An Islamic State member who used a James Bond-style USB cufflink to store extremist data has admitted five charges of terrorism.
Samata Ullah pleaded guilty to being a member of the terror group as well as preparing terrorist acts, terrorist training, and possessing articles for terrorist purposes.
He denied one charge of directing terrorism at the Old Bailey in London.
The court heard that when he was arrested in September last year, the 34-year-old from Cardiff had a USB cufflink with a Linux operating system hiding extremist data, including a blog.
Brian Altman QC, prosecuting, said a hi-tech report showed Mr Ullah was trying to post the blog onto a platform in a “format that meant it could not be closed down or deleted by the authorities.”
Jurors were told that between December 2015 and his arrest, he had provided instructional videos on how to secure sensitive data and use encryption software to stay anonymous online.
Commander Dean Haydon of Met Office Counter Terrorism said Ullah was “dangerous” despite operating in the “virtual world”.
“He sat in his bedroom in Wales and created online content with the sole intention of aiding people who wanted to actively support ISIS and avoid getting caught by the authorities,” he said.

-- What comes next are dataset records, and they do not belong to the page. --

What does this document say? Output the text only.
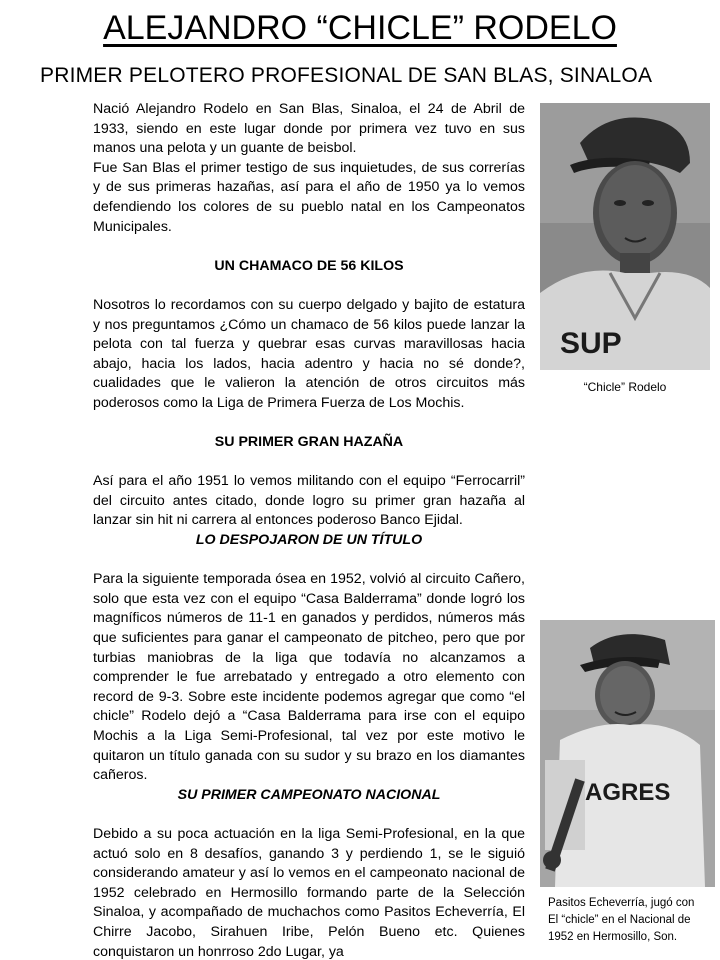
ALEJANDRO “CHICLE” RODELO
PRIMER PELOTERO PROFESIONAL DE SAN BLAS, SINALOA

Nació Alejandro Rodelo en San Blas, Sinaloa, el 24 de Abril de 1933, siendo en este lugar donde por primera vez tuvo en sus manos una pelota y un guante de beisbol.

Fue San Blas el primer testigo de sus inquietudes, de sus correrías y de sus primeras hazañas, así para el año de 1950 ya lo vemos defendiendo los colores de su pueblo natal en los Campeonatos Municipales.

UN CHAMACO DE 56 KILOS

Nosotros lo recordamos con su cuerpo delgado y bajito de estatura y nos preguntamos ¿Cómo un chamaco de 56 kilos puede lanzar la pelota con tal fuerza y quebrar esas curvas maravillosas hacia abajo, hacia los lados, hacia adentro y hacia no sé donde?, cualidades que le valieron la atención de otros circuitos más poderosos como la Liga de Primera Fuerza de Los Mochis.

SU PRIMER GRAN HAZAÑA

Así para el año 1951 lo vemos militando con el equipo “Ferrocarril” del circuito antes citado, donde logro su primer gran hazaña al lanzar sin hit ni carrera al entonces poderoso Banco Ejidal.

LO DESPOJARON DE UN TÍTULO

Para la siguiente temporada ósea en 1952, volvió al circuito Cañero, solo que esta vez con el equipo “Casa Balderrama” donde logró los magníficos números de 11-1 en ganados y perdidos, números más que suficientes para ganar el campeonato de pitcheo, pero que por turbias maniobras de la liga que todavía no alcanzamos a comprender le fue arrebatado y entregado a otro elemento con record de 9-3. Sobre este incidente podemos agregar que como “el chicle” Rodelo dejó a “Casa Balderrama para irse con el equipo Mochis a la Liga Semi-Profesional, tal vez por este motivo le quitaron un título ganada con su sudor y su brazo en los diamantes cañeros.

SU PRIMER CAMPEONATO NACIONAL

Debido a su poca actuación en la liga Semi-Profesional, en la que actuó solo en 8 desafíos, ganando 3 y perdiendo 1, se le siguió considerando amateur y así lo vemos en el campeonato nacional de 1952 celebrado en Hermosillo formando parte de la Selección Sinaloa, y acompañado de muchachos como Pasitos Echeverría, El Chirre Jacobo, Sirahuen Iribe, Pelón Bueno etc. Quienes conquistaron un honrroso 2do Lugar, ya

SUP
“Chicle” Rodelo
AGRES
Pasitos Echeverría, jugó con
El “chicle” en el Nacional de
1952 en Hermosillo, Son.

“This is just the sort of information that may have helped people involved in planning devastating, low technical level attacks on crowded places as we have seen in other cities across the world.

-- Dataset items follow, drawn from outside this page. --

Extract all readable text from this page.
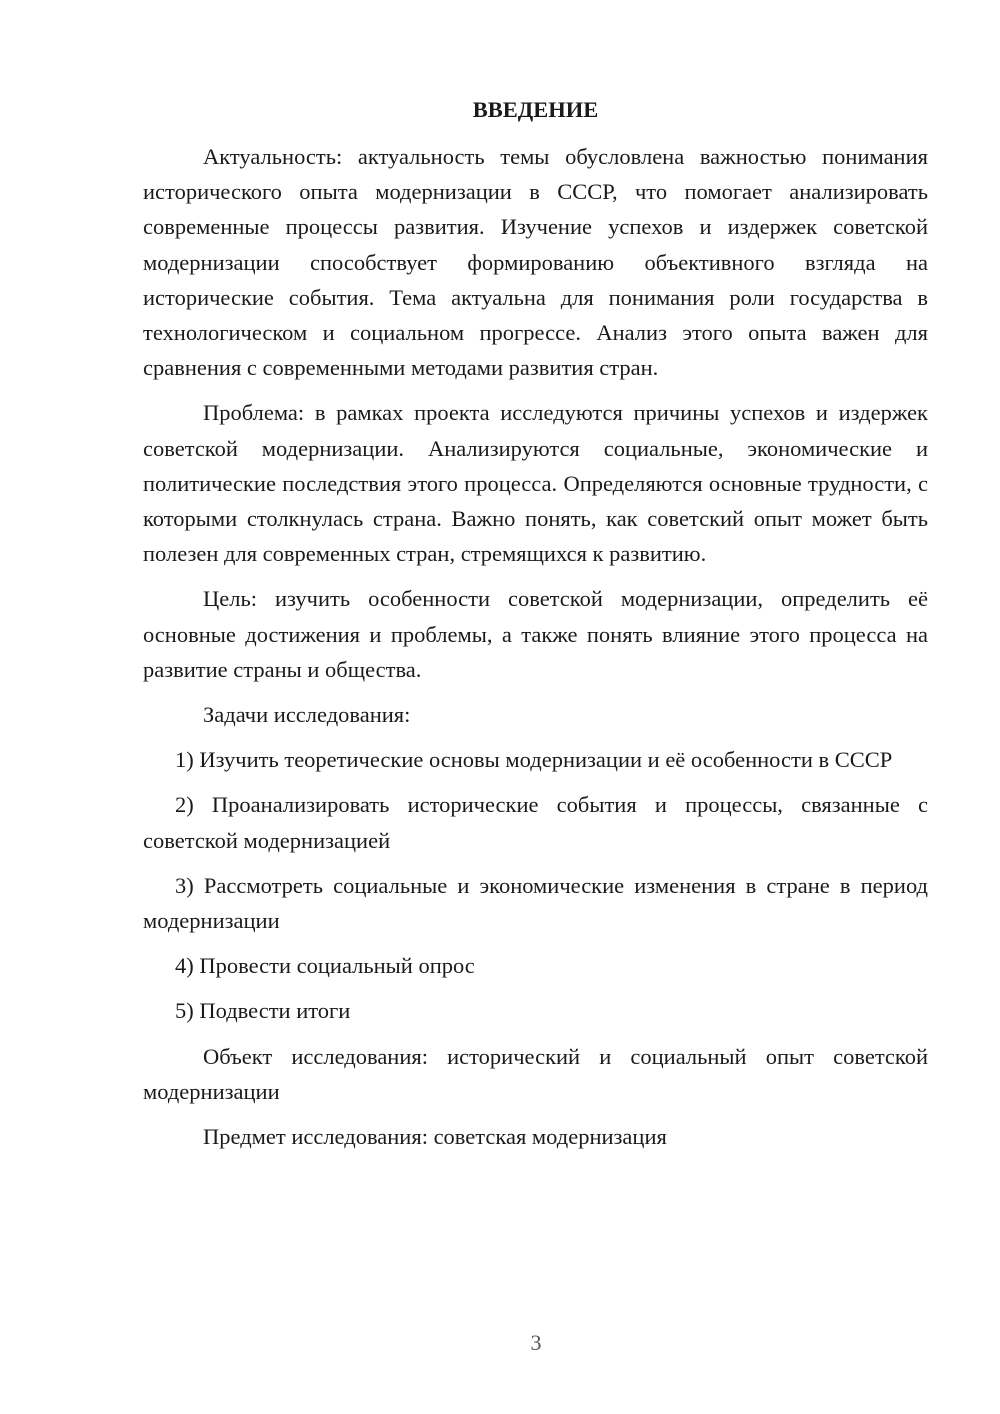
ВВЕДЕНИЕ

Актуальность: актуальность темы обусловлена важностью понимания исторического опыта модернизации в СССР, что помогает анализировать современные процессы развития. Изучение успехов и издержек советской модернизации способствует формированию объективного взгляда на исторические события. Тема актуальна для понимания роли государства в технологическом и социальном прогрессе. Анализ этого опыта важен для сравнения с современными методами развития стран.

Проблема: в рамках проекта исследуются причины успехов и издержек советской модернизации. Анализируются социальные, экономические и политические последствия этого процесса. Определяются основные трудности, с которыми столкнулась страна. Важно понять, как советский опыт может быть полезен для современных стран, стремящихся к развитию.

Цель: изучить особенности советской модернизации, определить её основные достижения и проблемы, а также понять влияние этого процесса на развитие страны и общества.

Задачи исследования:

1) Изучить теоретические основы модернизации и её особенности в СССР

2) Проанализировать исторические события и процессы, связанные с советской модернизацией

3) Рассмотреть социальные и экономические изменения в стране в период модернизации

4) Провести социальный опрос

5) Подвести итоги

Объект исследования: исторический и социальный опыт советской модернизации

Предмет исследования: советская модернизация

3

Ullah, who has been diagnosed with autism since his arrest, also pleaded guilty to having a book entitled ‘Guided Missiles Fundamentals AFM 52-31’ and a PDF version of the book ‘Advances In Missile Guidance, Control, and Estimation’ for terrorist purposes.
He admitted the charges earlier this month but his pleas could not be reported until after the prosecution had decided whether to go to trial on the remaining charge.
Mr Altman explained that the attorney general had accepted the pleas but asked for the remaining charge of directing terrorism to lie on file.
In lifting reporting restrictions, Judge Gerald Gordon said the “issue of dangerousness” would have to be assessed before sentencing, which will take place on 28 April.